Having corrected these, gives this runanywhere example

| makeresults
| fields - _time
| eval _raw="{
	\"NUM\": \"#7\",
	\"TIME\": \"May 23, 2022, 09:24:40 PM\",
	\"STATUS\": \"SUCCESS\",
	\"DURATION\": \"2 hours, 13 minutes\",
	\"URL\": \"abc.com\",
	\"COMPONENTS\": [{
			\"NAME\": \"abc\",
			\"Tasks\": [{
				\"ITEM\": [{
						\"ITEM_ID\": \"2782508\",
						\"FILE\": \"file1\"
					},
					{
						\"ITEM_ID\": \"2782508 \",
						\"FILE\": \"file2\"
					},
					{
						\"ITEM_ID\": \"2782508\",
						\"FILE\": \"file1\"
					},
					{
						\"ITEM_ID\": \"2782508\",
						\"FILE\": \"file3\"
					}
				]

			}]
		},
		{
			\"NAME\": \"xyz\",
			\"Tasks\": [{
				\"ITEM\": [{
					\"ITEM_ID\": \"2811478\",
					\"FILE\": \"file2\"
				}]

			}]
		}
	]
}"
| foreach NUM TIME STATUS DURATION
    [| spath <<FIELD>>]
| spath COMPONENTS{} output=components
| mvexpand components
| spath input=components NAME
| spath input=components Tasks{}.ITEM{} output=items
| mvexpand items
| spath input=items
| fields - components items _raw

Which gives this result

@ITWhisperer, Thank you so much it is working..

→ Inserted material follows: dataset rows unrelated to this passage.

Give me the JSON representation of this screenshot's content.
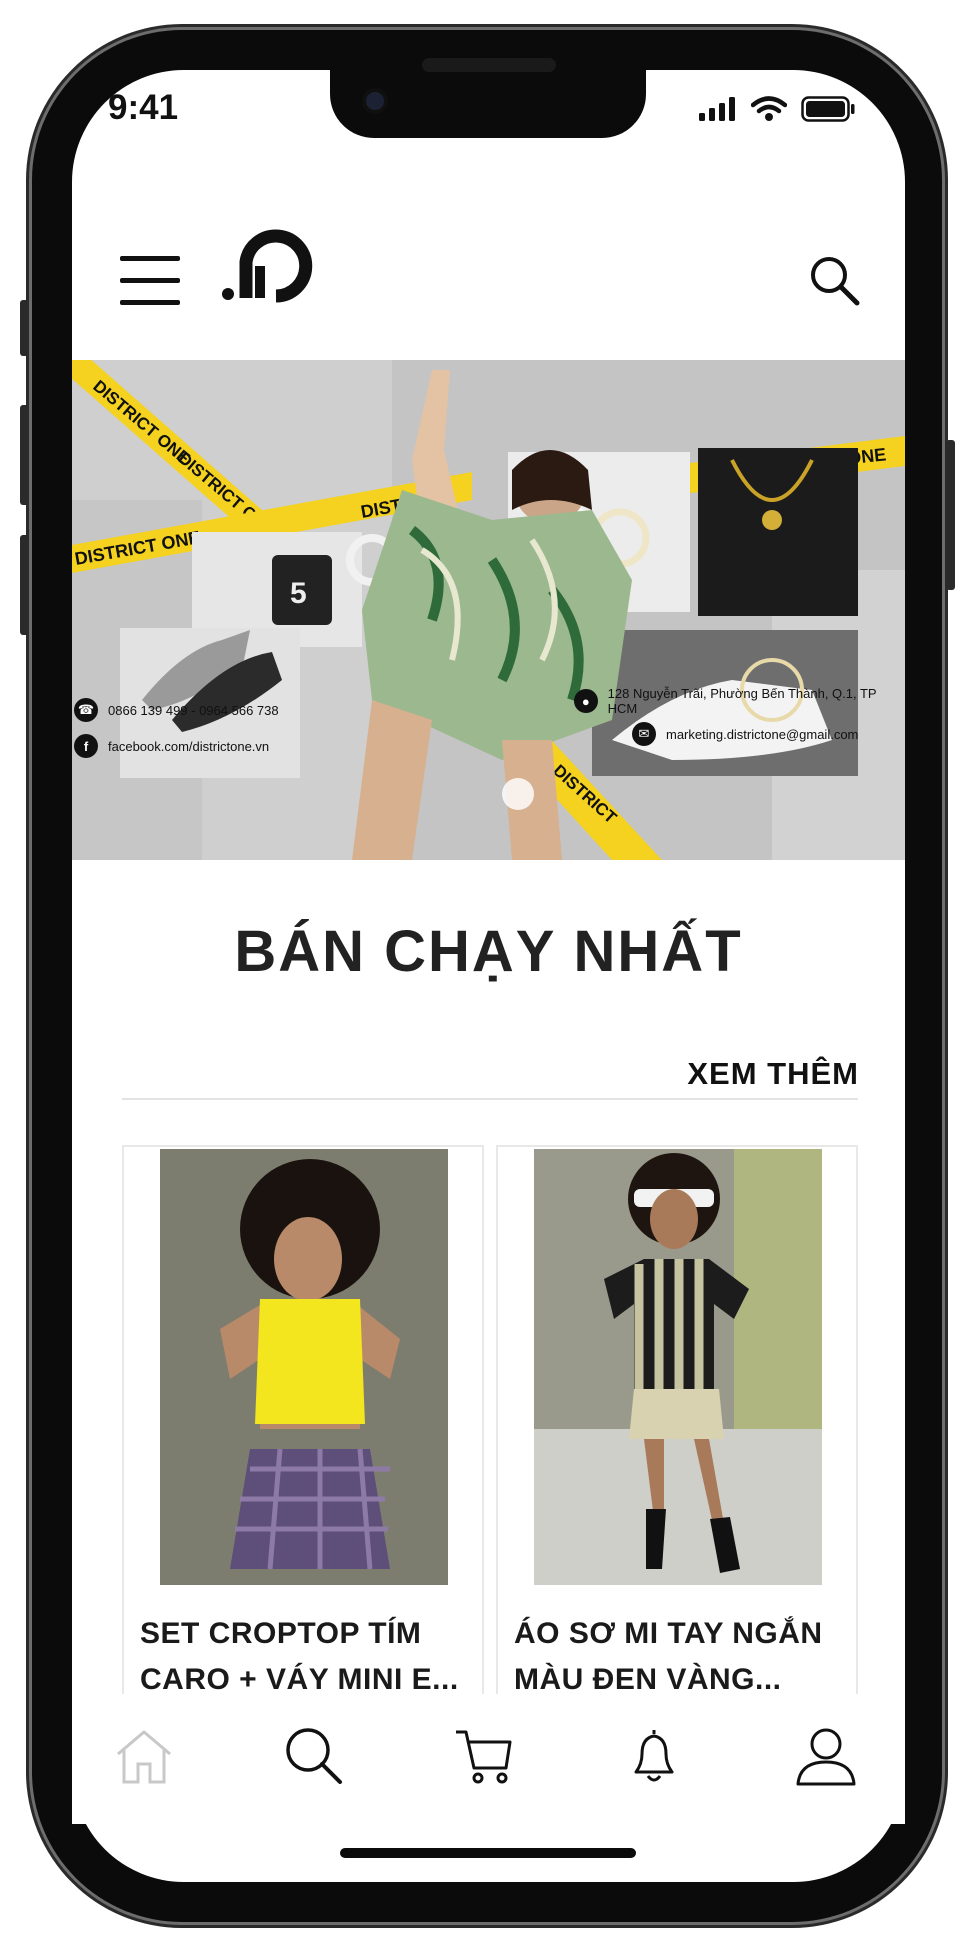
{
  "status_bar": {
    "time": "9:41"
  },
  "header": {
    "logo_text": ".D"
  },
  "banner": {
    "phone": "0866 139 499  -  0964 566 738",
    "facebook": "facebook.com/districtone.vn",
    "address": "128 Nguyễn Trãi, Phường Bến Thành, Q.1, TP HCM",
    "email": "marketing.districtone@gmail.com",
    "tape_text": "DISTRICT ONE"
  },
  "section": {
    "title": "BÁN CHẠY NHẤT",
    "see_more": "XEM THÊM"
  },
  "products": [
    {
      "name": "SET CROPTOP TÍM CARO + VÁY MINI E..."
    },
    {
      "name": "ÁO SƠ MI TAY NGẮN MÀU ĐEN VÀNG..."
    }
  ],
  "bottom_nav": {
    "items": [
      "home-icon",
      "search-icon",
      "cart-icon",
      "bell-icon",
      "user-icon"
    ],
    "active": "home"
  },
  "colors": {
    "accent_tape": "#f4d21f",
    "text": "#111111",
    "inactive_icon": "#c8c8c8"
  }
}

I was also creating another table for the data,

using the below query,

myindex...| mvexpand COMPONENTS{}.NAME
|mvexpand COMPONENTS{}.Tasks{}.ITEM{}
|rename COMPONENTS{}.NAMEas NAME COMPONENTS{}.Tasks{}.ITEM{}.ITEM_ID as ITEM_ID COMPONENTS{}.Tasks{}.ITEM{}.FILE as FILE | eval x=mvzip(ITEM_ID,FILE)|mvexpand x| eval ITEM_ID=mvindex(split(x,","),0)| eval FILE=mvindex(split(x,","),1)
| table NAME, ITEM_ID FILE

instead of 5 entries i am getting 10 entries. I am not sure what is the mistake here. Can you please tell if there is any?

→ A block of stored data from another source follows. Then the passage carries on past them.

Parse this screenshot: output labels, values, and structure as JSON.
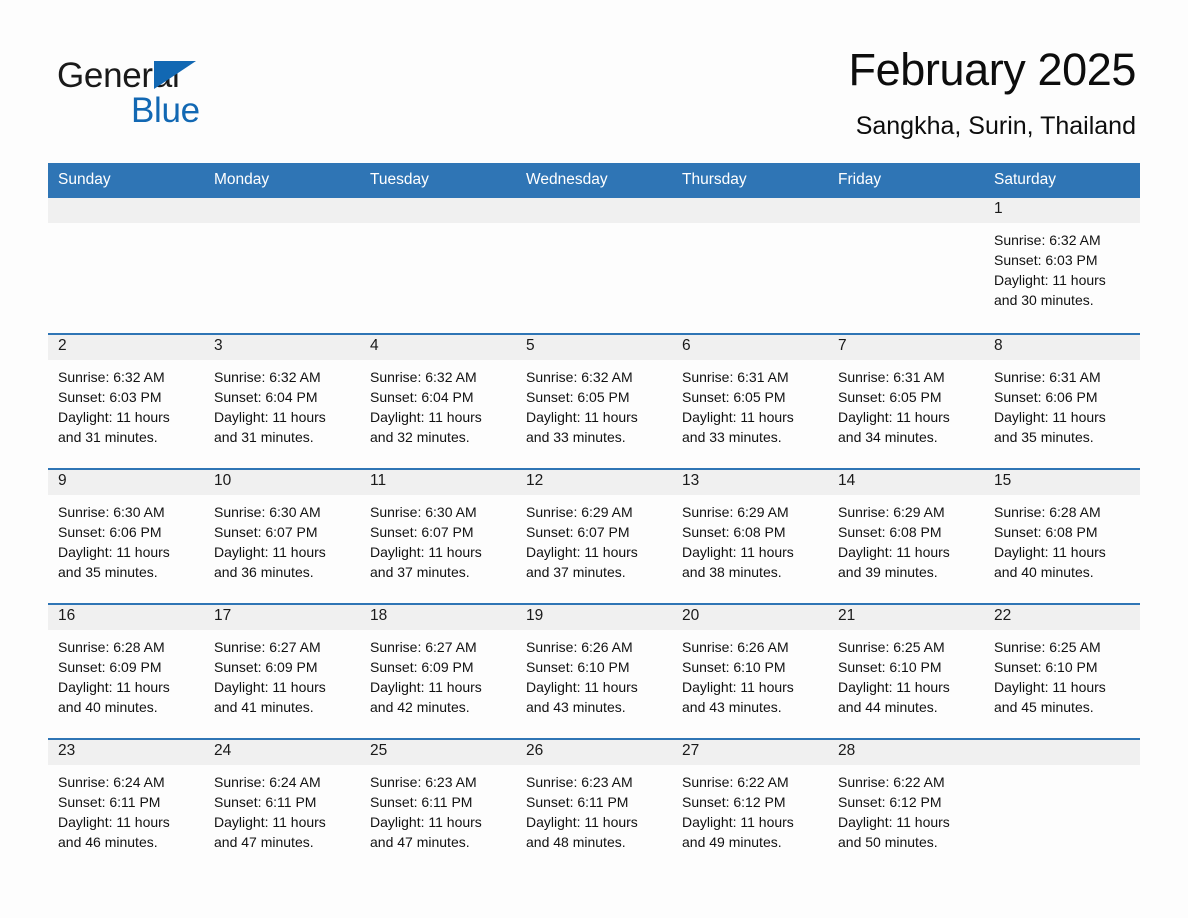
{
  "brand": {
    "name_part1": "General",
    "name_part2": "Blue",
    "logo_icon": "blue-triangle-icon",
    "accent_color": "#1268b3"
  },
  "header": {
    "title": "February 2025",
    "location": "Sangkha, Surin, Thailand"
  },
  "theme": {
    "header_blue": "#2f75b5",
    "daynum_band": "#f0f0f0",
    "page_background": "#fdfdfd"
  },
  "weekday_headers": [
    "Sunday",
    "Monday",
    "Tuesday",
    "Wednesday",
    "Thursday",
    "Friday",
    "Saturday"
  ],
  "weeks": [
    [
      {
        "day": "",
        "sunrise": "",
        "sunset": "",
        "daylight_line1": "",
        "daylight_line2": ""
      },
      {
        "day": "",
        "sunrise": "",
        "sunset": "",
        "daylight_line1": "",
        "daylight_line2": ""
      },
      {
        "day": "",
        "sunrise": "",
        "sunset": "",
        "daylight_line1": "",
        "daylight_line2": ""
      },
      {
        "day": "",
        "sunrise": "",
        "sunset": "",
        "daylight_line1": "",
        "daylight_line2": ""
      },
      {
        "day": "",
        "sunrise": "",
        "sunset": "",
        "daylight_line1": "",
        "daylight_line2": ""
      },
      {
        "day": "",
        "sunrise": "",
        "sunset": "",
        "daylight_line1": "",
        "daylight_line2": ""
      },
      {
        "day": "1",
        "sunrise": "Sunrise: 6:32 AM",
        "sunset": "Sunset: 6:03 PM",
        "daylight_line1": "Daylight: 11 hours",
        "daylight_line2": "and 30 minutes."
      }
    ],
    [
      {
        "day": "2",
        "sunrise": "Sunrise: 6:32 AM",
        "sunset": "Sunset: 6:03 PM",
        "daylight_line1": "Daylight: 11 hours",
        "daylight_line2": "and 31 minutes."
      },
      {
        "day": "3",
        "sunrise": "Sunrise: 6:32 AM",
        "sunset": "Sunset: 6:04 PM",
        "daylight_line1": "Daylight: 11 hours",
        "daylight_line2": "and 31 minutes."
      },
      {
        "day": "4",
        "sunrise": "Sunrise: 6:32 AM",
        "sunset": "Sunset: 6:04 PM",
        "daylight_line1": "Daylight: 11 hours",
        "daylight_line2": "and 32 minutes."
      },
      {
        "day": "5",
        "sunrise": "Sunrise: 6:32 AM",
        "sunset": "Sunset: 6:05 PM",
        "daylight_line1": "Daylight: 11 hours",
        "daylight_line2": "and 33 minutes."
      },
      {
        "day": "6",
        "sunrise": "Sunrise: 6:31 AM",
        "sunset": "Sunset: 6:05 PM",
        "daylight_line1": "Daylight: 11 hours",
        "daylight_line2": "and 33 minutes."
      },
      {
        "day": "7",
        "sunrise": "Sunrise: 6:31 AM",
        "sunset": "Sunset: 6:05 PM",
        "daylight_line1": "Daylight: 11 hours",
        "daylight_line2": "and 34 minutes."
      },
      {
        "day": "8",
        "sunrise": "Sunrise: 6:31 AM",
        "sunset": "Sunset: 6:06 PM",
        "daylight_line1": "Daylight: 11 hours",
        "daylight_line2": "and 35 minutes."
      }
    ],
    [
      {
        "day": "9",
        "sunrise": "Sunrise: 6:30 AM",
        "sunset": "Sunset: 6:06 PM",
        "daylight_line1": "Daylight: 11 hours",
        "daylight_line2": "and 35 minutes."
      },
      {
        "day": "10",
        "sunrise": "Sunrise: 6:30 AM",
        "sunset": "Sunset: 6:07 PM",
        "daylight_line1": "Daylight: 11 hours",
        "daylight_line2": "and 36 minutes."
      },
      {
        "day": "11",
        "sunrise": "Sunrise: 6:30 AM",
        "sunset": "Sunset: 6:07 PM",
        "daylight_line1": "Daylight: 11 hours",
        "daylight_line2": "and 37 minutes."
      },
      {
        "day": "12",
        "sunrise": "Sunrise: 6:29 AM",
        "sunset": "Sunset: 6:07 PM",
        "daylight_line1": "Daylight: 11 hours",
        "daylight_line2": "and 37 minutes."
      },
      {
        "day": "13",
        "sunrise": "Sunrise: 6:29 AM",
        "sunset": "Sunset: 6:08 PM",
        "daylight_line1": "Daylight: 11 hours",
        "daylight_line2": "and 38 minutes."
      },
      {
        "day": "14",
        "sunrise": "Sunrise: 6:29 AM",
        "sunset": "Sunset: 6:08 PM",
        "daylight_line1": "Daylight: 11 hours",
        "daylight_line2": "and 39 minutes."
      },
      {
        "day": "15",
        "sunrise": "Sunrise: 6:28 AM",
        "sunset": "Sunset: 6:08 PM",
        "daylight_line1": "Daylight: 11 hours",
        "daylight_line2": "and 40 minutes."
      }
    ],
    [
      {
        "day": "16",
        "sunrise": "Sunrise: 6:28 AM",
        "sunset": "Sunset: 6:09 PM",
        "daylight_line1": "Daylight: 11 hours",
        "daylight_line2": "and 40 minutes."
      },
      {
        "day": "17",
        "sunrise": "Sunrise: 6:27 AM",
        "sunset": "Sunset: 6:09 PM",
        "daylight_line1": "Daylight: 11 hours",
        "daylight_line2": "and 41 minutes."
      },
      {
        "day": "18",
        "sunrise": "Sunrise: 6:27 AM",
        "sunset": "Sunset: 6:09 PM",
        "daylight_line1": "Daylight: 11 hours",
        "daylight_line2": "and 42 minutes."
      },
      {
        "day": "19",
        "sunrise": "Sunrise: 6:26 AM",
        "sunset": "Sunset: 6:10 PM",
        "daylight_line1": "Daylight: 11 hours",
        "daylight_line2": "and 43 minutes."
      },
      {
        "day": "20",
        "sunrise": "Sunrise: 6:26 AM",
        "sunset": "Sunset: 6:10 PM",
        "daylight_line1": "Daylight: 11 hours",
        "daylight_line2": "and 43 minutes."
      },
      {
        "day": "21",
        "sunrise": "Sunrise: 6:25 AM",
        "sunset": "Sunset: 6:10 PM",
        "daylight_line1": "Daylight: 11 hours",
        "daylight_line2": "and 44 minutes."
      },
      {
        "day": "22",
        "sunrise": "Sunrise: 6:25 AM",
        "sunset": "Sunset: 6:10 PM",
        "daylight_line1": "Daylight: 11 hours",
        "daylight_line2": "and 45 minutes."
      }
    ],
    [
      {
        "day": "23",
        "sunrise": "Sunrise: 6:24 AM",
        "sunset": "Sunset: 6:11 PM",
        "daylight_line1": "Daylight: 11 hours",
        "daylight_line2": "and 46 minutes."
      },
      {
        "day": "24",
        "sunrise": "Sunrise: 6:24 AM",
        "sunset": "Sunset: 6:11 PM",
        "daylight_line1": "Daylight: 11 hours",
        "daylight_line2": "and 47 minutes."
      },
      {
        "day": "25",
        "sunrise": "Sunrise: 6:23 AM",
        "sunset": "Sunset: 6:11 PM",
        "daylight_line1": "Daylight: 11 hours",
        "daylight_line2": "and 47 minutes."
      },
      {
        "day": "26",
        "sunrise": "Sunrise: 6:23 AM",
        "sunset": "Sunset: 6:11 PM",
        "daylight_line1": "Daylight: 11 hours",
        "daylight_line2": "and 48 minutes."
      },
      {
        "day": "27",
        "sunrise": "Sunrise: 6:22 AM",
        "sunset": "Sunset: 6:12 PM",
        "daylight_line1": "Daylight: 11 hours",
        "daylight_line2": "and 49 minutes."
      },
      {
        "day": "28",
        "sunrise": "Sunrise: 6:22 AM",
        "sunset": "Sunset: 6:12 PM",
        "daylight_line1": "Daylight: 11 hours",
        "daylight_line2": "and 50 minutes."
      },
      {
        "day": "",
        "sunrise": "",
        "sunset": "",
        "daylight_line1": "",
        "daylight_line2": ""
      }
    ]
  ]
}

By mvexpand NAME, you have doubled your events, when you mvexpand x, you get 5 times the events. 2 * 5 = 10

If you have something that is working, why are you trying to break it?

@ITWhisperer, But if i don't do that the table comes as empty. Is there any other way to do this?

Thank you so much @ITWhisperer , It is working.

If this solution doesn't give you the output you were expecting. please show us what the desired output should look like.